When 44,000-plus children in California have no health insurance, I can definitely see why Linda Dackman ("All She Wants Is a Baby; All She's Gotten Is Grief," March 19) doesn't get much sympathy.

Never mind the fact that she is lucky to have affordable health care at all or an understanding ex-boyfriend. Dackman is so desperate that she moans about the "wicked insurance witch" and "torture" she has gone through as if this is the worst thing that could ever happen to her. (Not to mention that the "wicked witch" was probably some clerk only doing her job.)

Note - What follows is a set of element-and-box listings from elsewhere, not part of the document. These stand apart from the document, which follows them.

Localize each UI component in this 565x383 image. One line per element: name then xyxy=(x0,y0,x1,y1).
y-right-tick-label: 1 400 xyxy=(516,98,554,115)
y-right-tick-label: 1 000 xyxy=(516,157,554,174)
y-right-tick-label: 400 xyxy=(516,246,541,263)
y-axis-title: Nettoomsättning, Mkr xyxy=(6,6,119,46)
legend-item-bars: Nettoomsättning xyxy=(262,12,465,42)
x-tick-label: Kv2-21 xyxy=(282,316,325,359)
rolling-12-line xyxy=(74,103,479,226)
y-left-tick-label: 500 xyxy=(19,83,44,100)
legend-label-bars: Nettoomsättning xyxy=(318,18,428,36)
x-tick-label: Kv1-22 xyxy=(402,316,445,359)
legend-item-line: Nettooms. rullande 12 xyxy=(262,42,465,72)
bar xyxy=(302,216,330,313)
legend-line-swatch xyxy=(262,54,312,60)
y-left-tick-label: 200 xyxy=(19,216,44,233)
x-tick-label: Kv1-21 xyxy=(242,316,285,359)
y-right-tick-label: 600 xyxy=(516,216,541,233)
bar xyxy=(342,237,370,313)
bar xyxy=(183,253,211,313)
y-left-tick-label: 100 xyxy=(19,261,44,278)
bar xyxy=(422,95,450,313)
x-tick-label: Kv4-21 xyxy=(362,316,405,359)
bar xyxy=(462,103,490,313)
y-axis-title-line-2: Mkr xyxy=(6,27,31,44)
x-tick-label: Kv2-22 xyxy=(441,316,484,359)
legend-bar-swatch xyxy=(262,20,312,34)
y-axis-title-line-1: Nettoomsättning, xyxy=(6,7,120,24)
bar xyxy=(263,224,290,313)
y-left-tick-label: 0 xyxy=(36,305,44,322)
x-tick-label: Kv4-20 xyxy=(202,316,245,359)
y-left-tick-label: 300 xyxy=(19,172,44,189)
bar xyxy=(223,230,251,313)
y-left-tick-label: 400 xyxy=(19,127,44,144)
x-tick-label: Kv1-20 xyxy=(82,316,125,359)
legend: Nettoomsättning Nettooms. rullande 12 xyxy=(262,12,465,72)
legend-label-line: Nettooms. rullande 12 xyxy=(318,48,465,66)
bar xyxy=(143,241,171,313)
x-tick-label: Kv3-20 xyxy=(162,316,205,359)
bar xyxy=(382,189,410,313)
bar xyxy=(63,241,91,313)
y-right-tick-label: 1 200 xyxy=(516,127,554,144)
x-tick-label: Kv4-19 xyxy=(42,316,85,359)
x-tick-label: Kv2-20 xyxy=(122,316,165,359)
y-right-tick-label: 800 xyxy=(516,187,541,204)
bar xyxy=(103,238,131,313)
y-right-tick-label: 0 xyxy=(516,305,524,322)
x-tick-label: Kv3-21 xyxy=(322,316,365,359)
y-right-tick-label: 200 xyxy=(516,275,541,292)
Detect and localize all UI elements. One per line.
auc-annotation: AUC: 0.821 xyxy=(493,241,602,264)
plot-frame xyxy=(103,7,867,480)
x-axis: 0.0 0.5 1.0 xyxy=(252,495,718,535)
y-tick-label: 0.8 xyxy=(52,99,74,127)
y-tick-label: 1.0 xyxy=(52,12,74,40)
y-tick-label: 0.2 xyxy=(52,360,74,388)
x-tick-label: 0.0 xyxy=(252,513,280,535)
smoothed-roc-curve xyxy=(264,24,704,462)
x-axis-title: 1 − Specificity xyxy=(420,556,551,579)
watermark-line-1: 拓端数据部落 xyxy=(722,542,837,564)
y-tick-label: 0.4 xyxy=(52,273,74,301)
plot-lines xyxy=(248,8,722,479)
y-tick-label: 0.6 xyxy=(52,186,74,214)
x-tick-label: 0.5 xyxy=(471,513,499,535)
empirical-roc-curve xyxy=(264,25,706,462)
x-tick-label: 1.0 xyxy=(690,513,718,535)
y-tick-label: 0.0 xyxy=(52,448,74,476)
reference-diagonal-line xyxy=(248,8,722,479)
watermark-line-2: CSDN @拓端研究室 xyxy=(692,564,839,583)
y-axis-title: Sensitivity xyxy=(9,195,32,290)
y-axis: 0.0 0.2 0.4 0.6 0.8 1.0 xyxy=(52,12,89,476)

Please, do us all a favor. Next time you have a First Person article, let it be about a really serious problem or experience instead of someone who has no concept of "heartbreak" or "struggle."


Temple City


While the article is wonderfully written, and Dackman's plight well documented, it galls me that a 44-year-old woman feels the need to give birth to her own child at great expense (that, I may add, others pay for through their insurance premiums) and under enormous duress when there are so many children who need homes. This feeling extends to married couples in the same situation.

A friend of mine resolved her desire for a child this way: Married at 43, she and her husband were very much in love and wanted a child. They went through the whole fertility routine without conception occurring.

My friend finally asked herself if she wanted to be a mother or just wanted to have a baby. She chose motherhood and they adopted.

What is so all fired important about giving birth? Isn't parenting the issue?


Sherman Oaks


I'm sad that a 44-year-old unmarried woman would bring a child into the world, sentencing it to a life with no real father. A close friend providing sperm is not a substitute.

I am also sad that an insurance company is forced to pay for this.